I have just packed into a new place.
The circumstances of my packing out of the old house and settling into a new abode should not detain us here.
The important point is that I discovered an abandoned HiTV decoder.
Who still remembers the HiTV of yore, the Nigerian version of satellite television that made South Africa’s DSTV see red?
An only palm fruit, according to Chinua Achebe in No Longer at Ease, must not get lost in the fire.
I cannot stop lamenting with plenteous tears the fate that befell Nigeria’s pay TV station, HiTV.
It is now going into the 10th season that HiTV lost the highly coveted English Premier League (EPL) broadcast rights in Nigeria to Multichoice/DSTV.
The South African monopoly known as DSTV took over the telecast of the much-coveted English league as from the 2010-2011 season.
With the loss of the telecast rights, the HiTV decoder became just another box because apart from the English Premiership and European football generally there’s nothing to crow about the pay TV wannabe.
The company has since gone into comatose.
Now I must perforce cough out nearly all of monthly pay to DSTV so that my household can be a part of the Nigerian addiction known as European football on the Premium Bouquet of the monopolists out of South Africa.
As I was meant to understand it back then, HiTV had initially secured the rights for the broadcast of the EPL for all of three seasons.
The harsh reality eventually manifested that HiTV had only paid $40 million for the content value of the first of the three seasons which it had won.
The lords of the EPL in due course demanded bank guarantees for the remaining two seasons, and HiTV was given a deadline which the company could not meet.
Of course, the rival DSTV moved very fast and beat our HiTV to the ball.
It was not the sweetest of news to Nigerian ears when DSTV began to make more noise than the Vuvuzela that it had re-acquired the Nigerian broadcast rights to the Premiership for the next three seasons.
It needs to be recalled that DSTV held the rights earlier until HiTV stole in from the back of beyond, to borrow a title of novelist Biyi Bandele.
A disgruntled DSTV had to make do with a paltry 20 per cent broadcast content of the EPL.
With the misfortune of HiTV, it came to pass that DSTV stole back the whole lot.
Adewunmi Ogunsanya, chairman of MultiChoice Nigeria, SuperSport’s parent company was indeed exultant when he made the announcement of the recapture back then thusly: “We are happy to welcome back the English Premier League onto the DSTV platform in Nigeria, to stand alongside the other exciting international soccer coverage we already provide to our subscribers here.”
With the English Premiership gone, the HiTV decoder literally went into oblivion.
It is akin to the Biblical saying that more would be given to the one who has while the little the other had would be taken from him.
DSTV today boasts of the telecast of all 380 Barclays Premier League matches.
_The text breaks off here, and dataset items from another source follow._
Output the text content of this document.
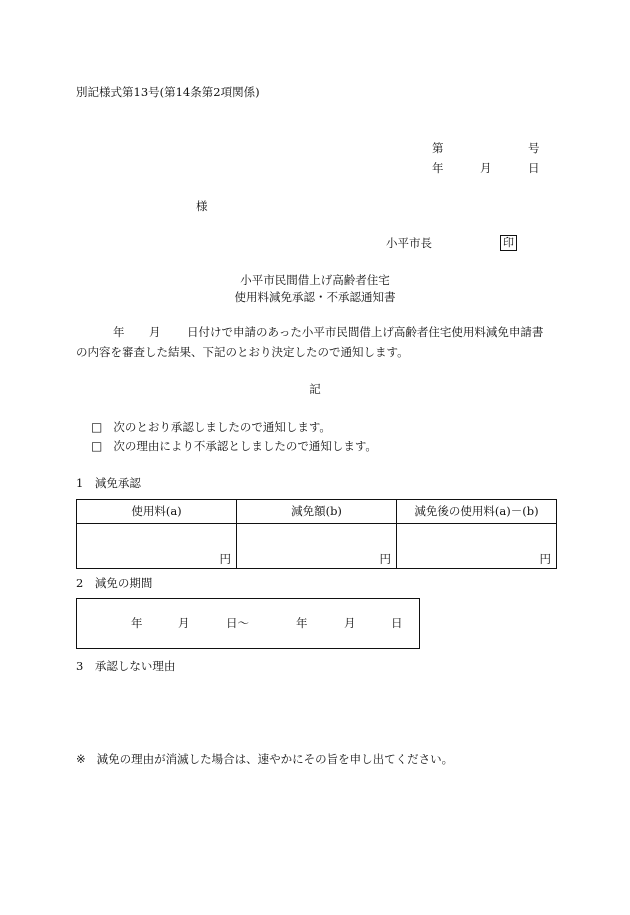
別記様式第13号(第14条第2項関係)
第	号
年	月	日
様
小平市長	印
小平市民間借上げ高齢者住宅
使用料減免承認・不承認通知書
年 月 日付けで申請のあった小平市民間借上げ高齢者住宅使用料減免申請書
の内容を審査した結果、下記のとおり決定したので通知します。
記
□ 次のとおり承認しましたので通知します。
□ 次の理由により不承認としましたので通知します。
1　減免承認
使用料(a)	減免額(b)	減免後の使用料(a)－(b)
円	円	円
2　減免の期間
年	月	日～	年	月	日
3　承認しない理由
※ 減免の理由が消滅した場合は、速やかにその旨を申し出てください。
The company through the acquisition began to run a Premier League 24-hour, seven-days-a-week content service in high definition (HD).
Upon the launch of the unique deals, Nigeria became one of the very first countries to receive the 24-hour content service.
As things stand, the Barclays Premier League is the biggest continuous annual sporting event in the world.
The league is followed by more than 2.5 billion fans in the world. The matches are broadcast to more than 500 million homes.
South Africa’s DSTV’s gain is Nigeria’s HiTV’s loss.
All the praise songs that Nigerians used to sing for HiTV as a pacesetting Nigerian company were thus snatched from our lips with the very sharp coup plotted in South Africa through its Nigerian affiliate.
It is with a bemused look that I am now staring at a discarded HiTV decoder, and I am totally lost for words.
It is indeed true that you do not know what you have until you lose it.
Like sheep led to slaughter, Nigerian ball fans have in droves perforce returned to the erstwhile abandoned DSTV decoder which they had dumped when HiTV was all the rage.
Some fellow countrymen and women are still in seasons of mourning – for the dearly beloved HiTV decoder.
Agents of the Nigerian government are now full of talk about breaking the DSTV broadcasting monopoly. There was the previous hoax of the so-called TSTV.
There is a limit to patriotism and solidarity.
DSTV has won the toss; whether it has its parents or grandparents in faraway South Africa is neither here nor there, xenophobia or no.